L’incontro si è svolto il 28 maggio 2026 nella Sala Foschi del CNSL, nell’ambito di un’iniziativa patrocinata dal Comune di Recanati, dal Liceo Classico “Giacomo Leopardi” e dal FAI Orto sul Colle dell’Infinito. A ricevere gli autori sono stati il presidente del Centro Nazionale di Studi Leopardiani, Fabio Corvatta, l’assessore alla Cultura Ettore Pelati e il dirigente scolastico Ermanno Bracalente. I due autori sono i primi biografi siciliani di Leopardi a presentare le proprie pubblicazioni al Centro Nazionale di Studi Leopardiani di Recanati.
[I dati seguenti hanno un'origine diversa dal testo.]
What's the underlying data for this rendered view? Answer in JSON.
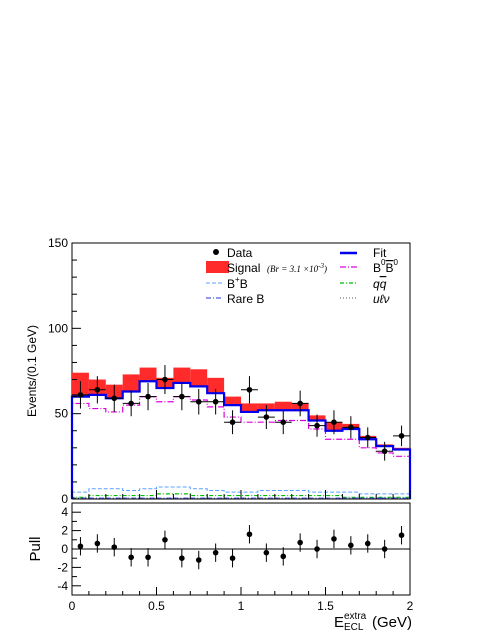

Certa e Marchica, docenti di matematica e fisica, hanno illustrato due opere nate da anni di ricerca.
Il volume “Leopardi e il suo mondo” ricostruisce la biografia del poeta attraverso una documentazione ampia e con attenzione anche agli aspetti personali della sua vita. Il secondo lavoro, “Giacomo Leopardi – Scienza Filosofia e Teatro”, propone una selezione di undici Operette morali adattate per facilitarne la lettura e la divulgazione, mettendo in evidenza i rapporti con il pensiero scientifico, filosofico e teatrale.
Durante l’incontro hanno ripercorso alcuni aspetti della figura del poeta attraverso un approccio biografico e documentario, confrontandosi con studiosi e pubblico presenti alla manifestazione.
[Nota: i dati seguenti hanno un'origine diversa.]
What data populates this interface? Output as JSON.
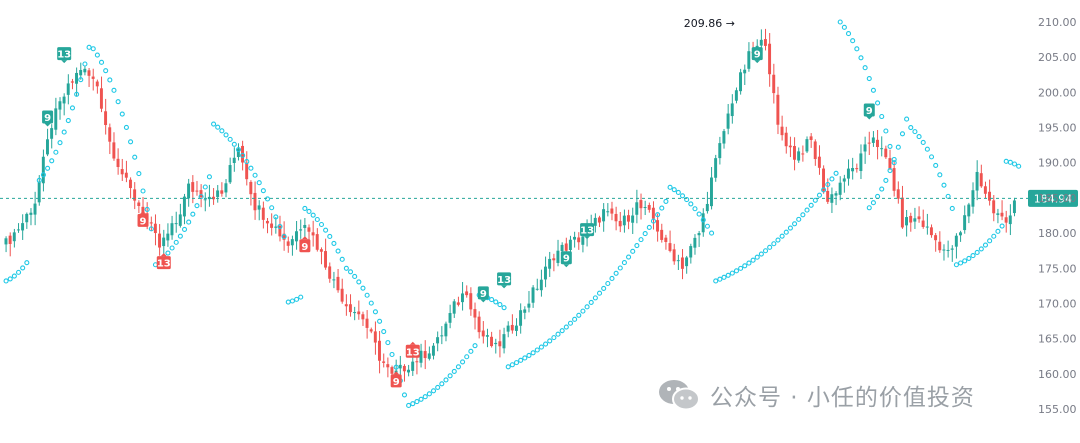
{
  "chart_data": {
    "type": "candlestick",
    "ylim": [
      155,
      212
    ],
    "y_ticks": [
      155,
      160,
      165,
      170,
      175,
      180,
      185,
      190,
      195,
      200,
      205,
      210
    ],
    "y_tick_labels": [
      "155.00",
      "160.00",
      "165.00",
      "170.00",
      "175.00",
      "180.00",
      "185.00",
      "190.00",
      "195.00",
      "200.00",
      "205.00",
      "210.00"
    ],
    "current_price": 184.94,
    "current_price_label": "184.94",
    "high_annotation": {
      "value": 209.86,
      "label": "209.86 →"
    },
    "colors": {
      "up": "#26a69a",
      "down": "#ef5350",
      "sar": "#1ec8e6",
      "price_line": "#26a69a"
    },
    "candle_anchors": [
      {
        "i": 0,
        "v": 178.5
      },
      {
        "i": 4,
        "v": 181.5
      },
      {
        "i": 7,
        "v": 184.5
      },
      {
        "i": 11,
        "v": 195.5
      },
      {
        "i": 14,
        "v": 199.5
      },
      {
        "i": 18,
        "v": 203.5
      },
      {
        "i": 22,
        "v": 201
      },
      {
        "i": 25,
        "v": 193
      },
      {
        "i": 29,
        "v": 187
      },
      {
        "i": 33,
        "v": 183
      },
      {
        "i": 37,
        "v": 178
      },
      {
        "i": 41,
        "v": 181.5
      },
      {
        "i": 44,
        "v": 186.5
      },
      {
        "i": 48,
        "v": 185.5
      },
      {
        "i": 52,
        "v": 185.5
      },
      {
        "i": 56,
        "v": 192.5
      },
      {
        "i": 60,
        "v": 184
      },
      {
        "i": 64,
        "v": 181.5
      },
      {
        "i": 68,
        "v": 178.5
      },
      {
        "i": 72,
        "v": 182
      },
      {
        "i": 76,
        "v": 177
      },
      {
        "i": 79,
        "v": 173
      },
      {
        "i": 82,
        "v": 170
      },
      {
        "i": 86,
        "v": 168
      },
      {
        "i": 90,
        "v": 162.5
      },
      {
        "i": 93,
        "v": 159.5
      },
      {
        "i": 96,
        "v": 161
      },
      {
        "i": 100,
        "v": 162.5
      },
      {
        "i": 104,
        "v": 164.5
      },
      {
        "i": 108,
        "v": 169.5
      },
      {
        "i": 111,
        "v": 172
      },
      {
        "i": 114,
        "v": 166
      },
      {
        "i": 118,
        "v": 163.5
      },
      {
        "i": 121,
        "v": 166
      },
      {
        "i": 125,
        "v": 169.5
      },
      {
        "i": 129,
        "v": 173.5
      },
      {
        "i": 132,
        "v": 177
      },
      {
        "i": 136,
        "v": 178.5
      },
      {
        "i": 140,
        "v": 180
      },
      {
        "i": 144,
        "v": 183
      },
      {
        "i": 148,
        "v": 181
      },
      {
        "i": 152,
        "v": 184
      },
      {
        "i": 156,
        "v": 182
      },
      {
        "i": 159,
        "v": 178
      },
      {
        "i": 163,
        "v": 175.5
      },
      {
        "i": 167,
        "v": 180
      },
      {
        "i": 171,
        "v": 190
      },
      {
        "i": 175,
        "v": 199
      },
      {
        "i": 179,
        "v": 205
      },
      {
        "i": 183,
        "v": 207.5
      },
      {
        "i": 186,
        "v": 195
      },
      {
        "i": 190,
        "v": 191
      },
      {
        "i": 194,
        "v": 193
      },
      {
        "i": 198,
        "v": 184.5
      },
      {
        "i": 202,
        "v": 188
      },
      {
        "i": 205,
        "v": 189.5
      },
      {
        "i": 209,
        "v": 194
      },
      {
        "i": 213,
        "v": 189
      },
      {
        "i": 216,
        "v": 181.5
      },
      {
        "i": 220,
        "v": 182
      },
      {
        "i": 224,
        "v": 179
      },
      {
        "i": 227,
        "v": 177
      },
      {
        "i": 230,
        "v": 180
      },
      {
        "i": 234,
        "v": 188.5
      },
      {
        "i": 238,
        "v": 183
      },
      {
        "i": 241,
        "v": 181.5
      },
      {
        "i": 243,
        "v": 184.9
      }
    ],
    "sar_segments": [
      {
        "i0": 0,
        "i1": 5,
        "v0": 173.2,
        "v1": 175.8
      },
      {
        "i0": 8,
        "i1": 20,
        "v0": 187.5,
        "v1": 206.4
      },
      {
        "i0": 21,
        "i1": 35,
        "v0": 206.2,
        "v1": 180.6
      },
      {
        "i0": 36,
        "i1": 49,
        "v0": 175.5,
        "v1": 188.0
      },
      {
        "i0": 50,
        "i1": 67,
        "v0": 195.5,
        "v1": 179.5
      },
      {
        "i0": 68,
        "i1": 71,
        "v0": 170.2,
        "v1": 170.9
      },
      {
        "i0": 72,
        "i1": 82,
        "v0": 183.5,
        "v1": 175.0
      },
      {
        "i0": 83,
        "i1": 96,
        "v0": 174.5,
        "v1": 157.0
      },
      {
        "i0": 97,
        "i1": 113,
        "v0": 155.5,
        "v1": 164.0
      },
      {
        "i0": 114,
        "i1": 120,
        "v0": 171.2,
        "v1": 169.4
      },
      {
        "i0": 121,
        "i1": 159,
        "v0": 161.0,
        "v1": 184.5
      },
      {
        "i0": 160,
        "i1": 170,
        "v0": 186.5,
        "v1": 180.0
      },
      {
        "i0": 171,
        "i1": 200,
        "v0": 173.2,
        "v1": 188.5
      },
      {
        "i0": 201,
        "i1": 214,
        "v0": 210.0,
        "v1": 190.0
      },
      {
        "i0": 208,
        "i1": 217,
        "v0": 183.6,
        "v1": 196.2
      },
      {
        "i0": 218,
        "i1": 228,
        "v0": 195.0,
        "v1": 183.5
      },
      {
        "i0": 229,
        "i1": 240,
        "v0": 175.5,
        "v1": 181.0
      },
      {
        "i0": 241,
        "i1": 244,
        "v0": 190.2,
        "v1": 189.5
      }
    ],
    "markers": [
      {
        "i": 14,
        "label": "13",
        "color": "#26a69a",
        "pos": "above",
        "v": 205.5
      },
      {
        "i": 10,
        "label": "9",
        "color": "#26a69a",
        "pos": "above",
        "v": 196.5
      },
      {
        "i": 33,
        "label": "9",
        "color": "#ef5350",
        "pos": "below",
        "v": 181.8
      },
      {
        "i": 38,
        "label": "13",
        "color": "#ef5350",
        "pos": "below",
        "v": 175.8
      },
      {
        "i": 72,
        "label": "9",
        "color": "#ef5350",
        "pos": "below",
        "v": 178.2
      },
      {
        "i": 94,
        "label": "9",
        "color": "#ef5350",
        "pos": "below",
        "v": 159.0
      },
      {
        "i": 98,
        "label": "13",
        "color": "#ef5350",
        "pos": "below",
        "v": 163.2
      },
      {
        "i": 115,
        "label": "9",
        "color": "#26a69a",
        "pos": "above",
        "v": 171.5
      },
      {
        "i": 120,
        "label": "13",
        "color": "#26a69a",
        "pos": "above",
        "v": 173.5
      },
      {
        "i": 135,
        "label": "9",
        "color": "#26a69a",
        "pos": "above",
        "v": 176.5
      },
      {
        "i": 140,
        "label": "13",
        "color": "#26a69a",
        "pos": "above",
        "v": 180.5
      },
      {
        "i": 181,
        "label": "9",
        "color": "#26a69a",
        "pos": "above",
        "v": 205.5
      },
      {
        "i": 208,
        "label": "9",
        "color": "#26a69a",
        "pos": "above",
        "v": 197.5
      }
    ]
  },
  "watermark": {
    "text": "公众号 · 小任的价值投资",
    "icon": "wechat-icon"
  }
}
La loro scelta di utilizzare la biografia come strumento privilegiato per comprendere l’uomo Leopardi ha consentito di portare alla luce episodi e aspetti spesso trascurati dalla storiografia tradizionale.
Il volume “Leopardi e il suo mondo”, una monumentale biografia di 760 pagine, propone una ricostruzione approfondita della vita del poeta, arricchita da documenti inediti e rari, poco conosciuti, con particolare attenzione agli aspetti più umani e personali del grande recanatese, per stabilire un più forte rapporto emozionale con il poeta.
Il secondo libro, “Giacomo Leopardi – Scienza Filosofia e Teatro”, raccoglie invece undici Operette morali selezionate, ridotte e adattate dagli autori per favorire l’avvicinamento dei lettori contemporanei al pensiero leopardiano, evidenziandone i legami con la scienza, la filosofia e il teatro. Alcune di queste Operette sono già state rappresentate presso il Liceo “R. Politi” di Agrigento, riscuotendo consensi fra gli alunni e i docenti.
Per i professori Stefano Certa e Angela Marchica, la presentazione a Recanati ha rappresentato un momento particolarmente emozionante e prestigioso, coronamento di un percorso di studio che ha trovato riconoscimento proprio nella città simbolo del poeta. Un risultato che dà lustro non solo agli autori, ma anche alle comunità agrigentina e saccense, che possono oggi annoverare tra i propri concittadini studiosi apprezzati in uno dei più autorevoli centri culturali dedicati a Giacomo Leopardi.
Un ulteriore sviluppo riguarda i rapporti tra le due città. Gli autori hanno infatti proposto al sindaco di Sciacca l’ipotesi di un gemellaggio con Recanati. In occasione della presentazione, l’assessore alla Cultura della città marchigiana ha confermato che sono già stati avviati i primi contatti istituzionali e che l’iter amministrativo sarebbe in fase di avvio.
L’acquisizione delle due opere nelle biblioteche di Casa Leopardi e del Centro Nazionale di Studi Leopardiani rappresenta il dato più rilevante dell’iniziativa, poiché consente ai volumi di entrare stabilmente nei fondi consultati da studiosi e ricercatori che si occupano dell’opera e della figura del poeta recanatese.